Use the right kind of database
Choose the correct type of database for the job you are doing. By defaulting to popular or familiar database types, you may be missing the opportunity to optimise metrics such as data size and CPU usage, subsequently increasing your energy footprint.
For many years, relational databases such as Postgres, SQL Server and MySQL have dominated the online database landscape. As the web has matured, certain patterns and use cases have emerged for which relational databases are not an ideal fit. Eventually these patterns became common enough to spawn database architectures specifically built around those use cases.
Examples of modern database paradigms include;
| Database Type | Examples | Use for |
|---|---|---|
| Relational | Postgres, MySQL, SQL Server | Traditional information systems with unpredictable access patterns |
| Key-Value | Redis, memcached | Caching, Queues, Leaderboards |
| Document Store | MongoDB, Elasticsearch | Semi-structured document-oriented data |
| Graph Database | Neo4J | Fraud Detection, Recommendation Engines, highly relational data |
The decision around which database to use is highly case-specific, but the core principle is not to simply default to the popular or familiar choice. Look at your requirements and choose a database based on those - this might involve doing some research to see how other people solve your particular problem. Think about whether things like high-availability or burst-traffic scalability are important to you (in which case, SQL might not be the best choice due to its inability to scale easily) or whether or not you can identify all of your access patterns up front (and if not, SQL probably is a good choice due to its flexibility).
Even within each database paradigm there are decisions to be made around which product to use, prompting more research. In the case of Key-Value databases for example, there are important differences between Redis and memcached that might make you choose one over the other;
- Redis allows you to persist your data to disk (memcached cannot do this without plugins).

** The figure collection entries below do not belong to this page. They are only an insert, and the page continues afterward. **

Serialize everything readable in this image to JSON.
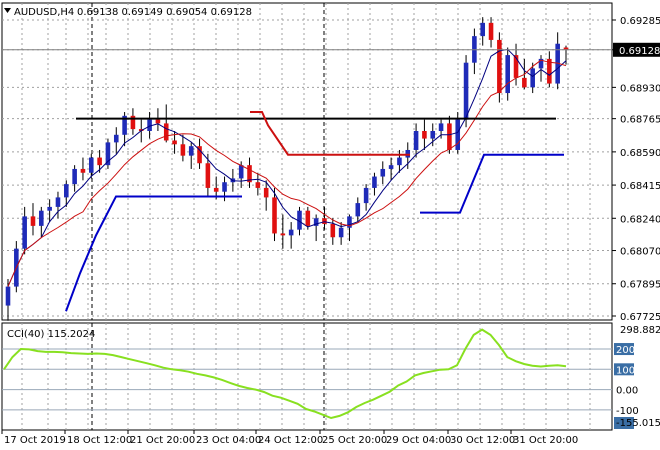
{
  "header": {
    "symbol": "AUDUSD,H4",
    "ohlc": "0.69138 0.69149 0.69054 0.69128"
  },
  "indicator": {
    "label": "CCI(40) 115.2024"
  },
  "colors": {
    "bull_candle": "#1f2bb8",
    "bear_candle": "#e01010",
    "wick": "#000000",
    "fast_ma": "#000080",
    "slow_ma": "#cc1010",
    "support_line": "#0000c8",
    "resistance_line": "#000000",
    "cci_line": "#88e020",
    "grid": "#a0a0a0",
    "price_tag_bg": "#000000"
  },
  "chart_data": {
    "type": "candlestick",
    "instrument": "AUDUSD",
    "timeframe": "H4",
    "price_axis": {
      "ticks": [
        "0.69285",
        "0.69128",
        "0.68930",
        "0.68765",
        "0.68590",
        "0.68415",
        "0.68240",
        "0.68070",
        "0.67895",
        "0.67725"
      ],
      "ylim": [
        0.67725,
        0.69285
      ],
      "current_price": "0.69128"
    },
    "time_axis": {
      "labels": [
        "17 Oct 2019",
        "18 Oct 12:00",
        "21 Oct 20:00",
        "23 Oct 04:00",
        "24 Oct 12:00",
        "25 Oct 20:00",
        "29 Oct 04:00",
        "30 Oct 12:00",
        "31 Oct 20:00"
      ]
    },
    "candles": [
      [
        0.6778,
        0.6792,
        0.677,
        0.6788
      ],
      [
        0.6788,
        0.6812,
        0.6785,
        0.6808
      ],
      [
        0.6808,
        0.683,
        0.6805,
        0.6825
      ],
      [
        0.6825,
        0.6832,
        0.6815,
        0.682
      ],
      [
        0.682,
        0.683,
        0.6814,
        0.6828
      ],
      [
        0.6828,
        0.6834,
        0.6822,
        0.683
      ],
      [
        0.683,
        0.6838,
        0.6824,
        0.6835
      ],
      [
        0.6835,
        0.6844,
        0.683,
        0.6842
      ],
      [
        0.6842,
        0.6852,
        0.6838,
        0.685
      ],
      [
        0.685,
        0.6856,
        0.6844,
        0.6848
      ],
      [
        0.6848,
        0.6858,
        0.6845,
        0.6856
      ],
      [
        0.6856,
        0.686,
        0.6848,
        0.6852
      ],
      [
        0.6852,
        0.6866,
        0.685,
        0.6864
      ],
      [
        0.6864,
        0.6872,
        0.6858,
        0.6868
      ],
      [
        0.6868,
        0.688,
        0.6862,
        0.6878
      ],
      [
        0.6878,
        0.6882,
        0.6868,
        0.6871
      ],
      [
        0.6871,
        0.6876,
        0.6864,
        0.687
      ],
      [
        0.687,
        0.688,
        0.6866,
        0.6876
      ],
      [
        0.6876,
        0.6882,
        0.687,
        0.6874
      ],
      [
        0.6874,
        0.6884,
        0.6864,
        0.6865
      ],
      [
        0.6865,
        0.687,
        0.6858,
        0.6863
      ],
      [
        0.6863,
        0.6868,
        0.6854,
        0.6857
      ],
      [
        0.6857,
        0.6864,
        0.685,
        0.6862
      ],
      [
        0.6862,
        0.6866,
        0.685,
        0.6853
      ],
      [
        0.6853,
        0.6858,
        0.6836,
        0.684
      ],
      [
        0.684,
        0.6846,
        0.6834,
        0.6838
      ],
      [
        0.6838,
        0.6846,
        0.6833,
        0.6843
      ],
      [
        0.6843,
        0.685,
        0.6838,
        0.6845
      ],
      [
        0.6845,
        0.6854,
        0.684,
        0.6852
      ],
      [
        0.6852,
        0.6856,
        0.684,
        0.6843
      ],
      [
        0.6843,
        0.6848,
        0.6836,
        0.684
      ],
      [
        0.684,
        0.6844,
        0.6828,
        0.6835
      ],
      [
        0.6835,
        0.684,
        0.6812,
        0.6816
      ],
      [
        0.6816,
        0.6826,
        0.6808,
        0.6815
      ],
      [
        0.6815,
        0.6822,
        0.6808,
        0.6818
      ],
      [
        0.6818,
        0.683,
        0.6815,
        0.6828
      ],
      [
        0.6828,
        0.683,
        0.6818,
        0.682
      ],
      [
        0.682,
        0.6826,
        0.6812,
        0.6824
      ],
      [
        0.6824,
        0.683,
        0.6818,
        0.6821
      ],
      [
        0.6821,
        0.6824,
        0.681,
        0.6814
      ],
      [
        0.6814,
        0.6822,
        0.681,
        0.6819
      ],
      [
        0.6819,
        0.6826,
        0.6812,
        0.6825
      ],
      [
        0.6825,
        0.6835,
        0.6822,
        0.6832
      ],
      [
        0.6832,
        0.6842,
        0.6828,
        0.684
      ],
      [
        0.684,
        0.6848,
        0.6836,
        0.6846
      ],
      [
        0.6846,
        0.6854,
        0.6842,
        0.685
      ],
      [
        0.685,
        0.6856,
        0.6844,
        0.6852
      ],
      [
        0.6852,
        0.686,
        0.6848,
        0.6856
      ],
      [
        0.6856,
        0.6864,
        0.685,
        0.686
      ],
      [
        0.686,
        0.6874,
        0.6856,
        0.687
      ],
      [
        0.687,
        0.6876,
        0.686,
        0.6866
      ],
      [
        0.6866,
        0.6874,
        0.6862,
        0.687
      ],
      [
        0.687,
        0.6876,
        0.6866,
        0.6874
      ],
      [
        0.6874,
        0.6878,
        0.6858,
        0.686
      ],
      [
        0.686,
        0.688,
        0.6858,
        0.6876
      ],
      [
        0.6876,
        0.691,
        0.6872,
        0.6906
      ],
      [
        0.6906,
        0.6924,
        0.69,
        0.692
      ],
      [
        0.692,
        0.693,
        0.6915,
        0.6927
      ],
      [
        0.6927,
        0.693,
        0.6914,
        0.6918
      ],
      [
        0.6918,
        0.6922,
        0.6885,
        0.689
      ],
      [
        0.689,
        0.6914,
        0.6886,
        0.691
      ],
      [
        0.691,
        0.6916,
        0.6894,
        0.6898
      ],
      [
        0.6898,
        0.6908,
        0.6892,
        0.6893
      ],
      [
        0.6893,
        0.6906,
        0.689,
        0.6903
      ],
      [
        0.6903,
        0.691,
        0.6896,
        0.6908
      ],
      [
        0.6908,
        0.6912,
        0.6893,
        0.6895
      ],
      [
        0.6895,
        0.6922,
        0.6892,
        0.6916
      ],
      [
        0.6914,
        0.6915,
        0.6905,
        0.6913
      ]
    ],
    "lines": {
      "resistance_level": 0.68765,
      "support_upper_level": 0.68575,
      "support_lower_level": 0.68355,
      "support_second_level": 0.6827
    },
    "cci": {
      "label": "CCI(40)",
      "last_value": 115.2024,
      "scale_top_label": "298.8828",
      "scale_bottom_label": "-155.0156",
      "ylim": [
        -155.0156,
        298.8828
      ],
      "levels": [
        "200",
        "100",
        "0.00",
        "-100"
      ],
      "highlighted_levels": [
        "200",
        "-155"
      ],
      "values": [
        100,
        160,
        200,
        198,
        190,
        186,
        186,
        184,
        180,
        178,
        176,
        178,
        176,
        170,
        160,
        150,
        140,
        130,
        120,
        108,
        100,
        95,
        88,
        78,
        70,
        60,
        48,
        32,
        18,
        8,
        0,
        -12,
        -30,
        -40,
        -55,
        -70,
        -96,
        -108,
        -124,
        -140,
        -130,
        -112,
        -86,
        -66,
        -50,
        -30,
        -10,
        20,
        40,
        70,
        82,
        90,
        98,
        100,
        120,
        200,
        270,
        296,
        270,
        220,
        160,
        140,
        126,
        118,
        114,
        118,
        120,
        115
      ]
    }
  }
}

- Memcached is multithreaded, allowing you to handle more operations at once on multi core computers.
- Redis is very feature rich, whereas memcached just does one thing well.
- Memcached benchmarks faster on writes, although has parity with redis on reads.
- Whilst both databases are supported in multiple languages, wider support exists for Redis.
It's also about making your own life easier. Opting for a graph database, for example, brings with it all the graph algorithms you might need such as measures of centrality and distance, or the ability to find clusters. Whilst you could model your graph data within a relational database, this would then require you to write all these algorithms yourself should you want to use them. Not only would this take up a lot of time and effort, your own implementations are unlikely to be as efficient as those provided by a database specifically architected for that kind of task.
Using certain database paradigms also opens up the opportunity to adopt a serverless architecture - AWS DynamoDB and Azure CosmosDB are both highly scalable NOSQL databases that offer serverless, consumption-based plans - this means you only pay for what you use, but also that you don't have a database server running 24/7 burning electricity when you're not even using it.